Only IDs are generated for large data files per line

Source: Internet
Author: User

only IDs are generated for large data files per line

4 Main ideas:

1 single Thread processing

2 Common multithreading

3 Hive

4 Hadoop

Search for some references


Hadoop in Action notes-2, Hadoop input and output

https://book.douban.com/annotation/17068812/

Textinputformat : File offset : Entire row of data

But this offset, it seems, is in the offset of a file, not the overall.

Generate auto-increment Id in Map-reducejob

http://shzhangji.com/blog/2013/10/31/generate-auto-increment-id-in-map-reduce-job/

Generate Unique customer Id/insert uniquerows in hive

Http://stackoverflow.com/questions/26855003/generate-unique-customer-id-insert-unique-rows-in-hive

Need to add auto increment column in atable using hive

Http://stackoverflow.com/questions/23082763/need-to-add-auto-increment-column-in-a-table-using-hive

https://hadooptutorial.info/writing-custom-udf-in-hive-auto-increment-column-hive/

Here make sure this addition of annotation@UDFType (stateful = true) is required otherwisecounter value would not Get increment in the Hive column, it'll just returnvalue 1 for all the rows and not the actual row number.

Finally, I took the scheme of writing UDF with Hive.


Package hive.udf;/** * Licensed to the Apache software Foundation (ASF) under one * or more contributor license agreements  .  See the NOTICE file * Distributed with this work for additional information * regarding copyright ownership.
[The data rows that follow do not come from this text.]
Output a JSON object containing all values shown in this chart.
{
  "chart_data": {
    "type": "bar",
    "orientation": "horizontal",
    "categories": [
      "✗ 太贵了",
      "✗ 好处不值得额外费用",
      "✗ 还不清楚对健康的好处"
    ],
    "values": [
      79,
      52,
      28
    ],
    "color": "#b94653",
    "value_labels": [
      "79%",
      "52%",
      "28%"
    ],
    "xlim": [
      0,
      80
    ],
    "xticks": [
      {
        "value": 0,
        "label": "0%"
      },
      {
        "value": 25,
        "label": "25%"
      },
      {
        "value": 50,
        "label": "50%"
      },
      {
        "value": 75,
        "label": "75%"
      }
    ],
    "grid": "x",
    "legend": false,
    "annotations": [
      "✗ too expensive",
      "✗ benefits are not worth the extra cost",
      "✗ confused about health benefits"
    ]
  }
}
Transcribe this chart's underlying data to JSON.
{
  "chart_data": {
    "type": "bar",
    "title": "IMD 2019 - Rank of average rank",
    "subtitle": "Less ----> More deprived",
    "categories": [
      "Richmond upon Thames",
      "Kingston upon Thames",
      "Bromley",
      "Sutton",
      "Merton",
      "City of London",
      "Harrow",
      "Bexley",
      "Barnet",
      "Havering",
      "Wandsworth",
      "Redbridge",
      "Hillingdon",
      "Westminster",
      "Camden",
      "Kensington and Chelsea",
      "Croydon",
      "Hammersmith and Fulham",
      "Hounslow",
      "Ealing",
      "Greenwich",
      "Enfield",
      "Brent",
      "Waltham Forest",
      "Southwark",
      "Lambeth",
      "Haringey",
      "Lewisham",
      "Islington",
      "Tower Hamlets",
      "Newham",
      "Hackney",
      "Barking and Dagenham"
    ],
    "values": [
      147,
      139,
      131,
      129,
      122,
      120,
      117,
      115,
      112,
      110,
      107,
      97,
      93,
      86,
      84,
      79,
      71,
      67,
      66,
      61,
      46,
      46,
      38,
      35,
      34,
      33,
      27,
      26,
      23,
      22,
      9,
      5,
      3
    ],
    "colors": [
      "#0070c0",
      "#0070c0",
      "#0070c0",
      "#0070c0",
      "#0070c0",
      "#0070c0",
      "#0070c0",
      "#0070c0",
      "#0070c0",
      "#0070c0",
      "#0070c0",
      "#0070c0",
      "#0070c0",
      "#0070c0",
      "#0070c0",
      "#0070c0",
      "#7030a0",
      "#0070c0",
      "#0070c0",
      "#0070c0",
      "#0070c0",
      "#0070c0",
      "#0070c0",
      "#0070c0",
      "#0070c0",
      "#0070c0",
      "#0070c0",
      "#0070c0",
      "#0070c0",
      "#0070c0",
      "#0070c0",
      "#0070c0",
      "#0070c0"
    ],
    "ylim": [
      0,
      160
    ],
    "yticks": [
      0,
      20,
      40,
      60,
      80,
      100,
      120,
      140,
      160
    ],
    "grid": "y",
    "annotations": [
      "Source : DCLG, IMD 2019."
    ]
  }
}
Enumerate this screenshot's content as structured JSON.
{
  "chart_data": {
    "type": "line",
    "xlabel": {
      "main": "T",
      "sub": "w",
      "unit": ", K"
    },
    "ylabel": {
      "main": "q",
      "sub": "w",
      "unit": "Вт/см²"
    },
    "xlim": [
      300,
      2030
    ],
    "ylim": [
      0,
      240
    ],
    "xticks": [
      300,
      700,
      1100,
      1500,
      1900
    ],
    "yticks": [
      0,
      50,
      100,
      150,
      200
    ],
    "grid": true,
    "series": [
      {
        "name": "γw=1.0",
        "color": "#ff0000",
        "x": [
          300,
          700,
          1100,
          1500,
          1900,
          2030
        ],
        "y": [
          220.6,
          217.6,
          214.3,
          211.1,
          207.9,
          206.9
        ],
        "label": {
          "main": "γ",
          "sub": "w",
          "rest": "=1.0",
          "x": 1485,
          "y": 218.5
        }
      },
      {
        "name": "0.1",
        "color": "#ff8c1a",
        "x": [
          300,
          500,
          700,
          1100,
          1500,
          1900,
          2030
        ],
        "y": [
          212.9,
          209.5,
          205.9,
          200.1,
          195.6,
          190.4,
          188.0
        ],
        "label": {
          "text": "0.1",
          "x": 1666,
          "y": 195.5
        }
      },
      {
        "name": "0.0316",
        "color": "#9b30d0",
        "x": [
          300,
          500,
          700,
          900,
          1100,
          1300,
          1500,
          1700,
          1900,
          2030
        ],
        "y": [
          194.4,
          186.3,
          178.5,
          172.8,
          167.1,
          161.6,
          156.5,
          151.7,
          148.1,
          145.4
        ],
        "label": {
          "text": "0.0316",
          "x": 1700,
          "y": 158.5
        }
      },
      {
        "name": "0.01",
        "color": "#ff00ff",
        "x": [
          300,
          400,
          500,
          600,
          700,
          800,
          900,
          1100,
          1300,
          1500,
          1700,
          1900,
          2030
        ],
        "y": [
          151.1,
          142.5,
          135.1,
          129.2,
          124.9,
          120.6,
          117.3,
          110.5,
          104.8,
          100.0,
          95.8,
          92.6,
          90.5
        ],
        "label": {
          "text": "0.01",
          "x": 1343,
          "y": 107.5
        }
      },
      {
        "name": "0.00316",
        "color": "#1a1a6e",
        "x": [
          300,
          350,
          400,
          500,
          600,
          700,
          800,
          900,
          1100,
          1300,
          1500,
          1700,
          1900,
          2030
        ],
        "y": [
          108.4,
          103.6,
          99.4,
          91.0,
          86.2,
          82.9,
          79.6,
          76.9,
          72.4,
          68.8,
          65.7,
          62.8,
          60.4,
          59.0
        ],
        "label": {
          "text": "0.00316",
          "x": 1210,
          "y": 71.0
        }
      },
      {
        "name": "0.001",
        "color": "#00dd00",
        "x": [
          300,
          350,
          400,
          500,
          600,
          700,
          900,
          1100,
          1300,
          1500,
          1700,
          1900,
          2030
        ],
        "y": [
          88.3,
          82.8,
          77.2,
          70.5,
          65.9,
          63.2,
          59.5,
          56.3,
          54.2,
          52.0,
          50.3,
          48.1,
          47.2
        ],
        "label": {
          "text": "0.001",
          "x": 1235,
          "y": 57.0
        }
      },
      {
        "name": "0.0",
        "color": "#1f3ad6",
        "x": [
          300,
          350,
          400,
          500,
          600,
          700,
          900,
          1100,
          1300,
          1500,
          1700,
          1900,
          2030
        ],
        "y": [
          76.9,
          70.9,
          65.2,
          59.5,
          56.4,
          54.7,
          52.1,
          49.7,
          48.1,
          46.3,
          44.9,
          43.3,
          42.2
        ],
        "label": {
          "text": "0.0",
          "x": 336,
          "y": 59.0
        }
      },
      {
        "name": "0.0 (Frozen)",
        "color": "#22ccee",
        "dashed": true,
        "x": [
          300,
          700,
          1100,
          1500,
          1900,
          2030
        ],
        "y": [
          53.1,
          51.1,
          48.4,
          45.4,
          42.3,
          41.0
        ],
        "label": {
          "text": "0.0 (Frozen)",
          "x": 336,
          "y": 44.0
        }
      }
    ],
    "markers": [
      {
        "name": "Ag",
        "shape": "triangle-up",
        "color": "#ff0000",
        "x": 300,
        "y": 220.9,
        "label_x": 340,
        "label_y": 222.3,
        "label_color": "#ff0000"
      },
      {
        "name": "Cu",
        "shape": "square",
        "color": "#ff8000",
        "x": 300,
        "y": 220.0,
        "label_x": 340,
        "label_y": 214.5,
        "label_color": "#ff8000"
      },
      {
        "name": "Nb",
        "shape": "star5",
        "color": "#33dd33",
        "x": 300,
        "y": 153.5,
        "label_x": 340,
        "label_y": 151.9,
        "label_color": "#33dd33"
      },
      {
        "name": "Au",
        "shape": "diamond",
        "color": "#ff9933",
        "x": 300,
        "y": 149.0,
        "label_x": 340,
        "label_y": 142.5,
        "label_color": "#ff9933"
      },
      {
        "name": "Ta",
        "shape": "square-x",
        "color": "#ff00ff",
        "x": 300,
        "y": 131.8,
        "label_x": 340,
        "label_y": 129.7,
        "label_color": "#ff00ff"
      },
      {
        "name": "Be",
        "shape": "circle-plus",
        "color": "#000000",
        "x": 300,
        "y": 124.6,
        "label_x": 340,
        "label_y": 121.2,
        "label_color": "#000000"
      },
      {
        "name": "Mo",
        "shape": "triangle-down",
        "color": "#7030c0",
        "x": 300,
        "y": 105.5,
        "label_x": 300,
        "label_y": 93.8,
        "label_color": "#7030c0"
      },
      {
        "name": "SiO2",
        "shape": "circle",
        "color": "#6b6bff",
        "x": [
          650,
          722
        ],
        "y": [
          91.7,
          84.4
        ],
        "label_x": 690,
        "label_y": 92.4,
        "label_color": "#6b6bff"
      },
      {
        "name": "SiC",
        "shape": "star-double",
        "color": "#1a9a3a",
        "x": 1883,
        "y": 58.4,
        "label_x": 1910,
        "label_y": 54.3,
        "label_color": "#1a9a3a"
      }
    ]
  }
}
The ASF licenses this file * under the Apache License, Version 2.0 (The * "License");  You are not a use of this file except in compliance * with the License. Obtain a copy of the License at * * http://www.apache.org/licenses/LICENSE-2.0 * * unless required by applicab Le law or agreed into writing, software * Distributed under the License is distributed on a "as is" BASIS, * without WAR Ranties or CONDITIONS of any KIND, either express OR implied. * See the License for the specific language governing permissions and * limitations under the License. */import Org.apache.hadoop.hive.ql.exec.description;import Org.apache.hadoop.hive.ql.exec.udf;import org.apache.hadoop.hive.ql.udf.udftype;/** * udfrowsequence. */@Description (name = "Row_sequencE ", value =" _func_ ()-Returns a generated row sequence number starting from 1 ") @UDFType (deterministic = False, Statef  UL = true) The//stateful parameter is necessary for public class Udfrowsequence extends udf{private int result;  Public udfrowsequence () {result=0;    } public int Evaluate () {result++;  return result; }}//End Udfrowsequence.java

This article linger

This article link: http://blog.csdn.net/lingerlanlan/article/details/46430747



Copyright notice: This article Bo Master original articles, blogs, without consent may not be reproduced.

Only IDs are generated for large data files per line

Contact Us

The content source of this page is from Internet, which doesn't represent Alibaba Cloud's opinion; products and services mentioned on that page don't have any relationship with Alibaba Cloud. If the content of the page makes you feel confusing, please write us an email, we will handle the problem within 5 days after receiving your email.

If you find any instances of plagiarism from the community, please send an email to: info-contact@alibabacloud.com and provide relevant evidence. A staff member will contact you within 5 working days.

A Free Trial That Lets You Build Big!

Start building with 50+ products and up to 12 months usage for Elastic Compute Service

  • Sales Support

    1 on 1 presale consultation

  • After-Sales Support

    24/7 Technical Support 6 Free Tickets per Quarter Faster Response

  • Alibaba Cloud offers highly flexible support services tailored to meet your exact needs.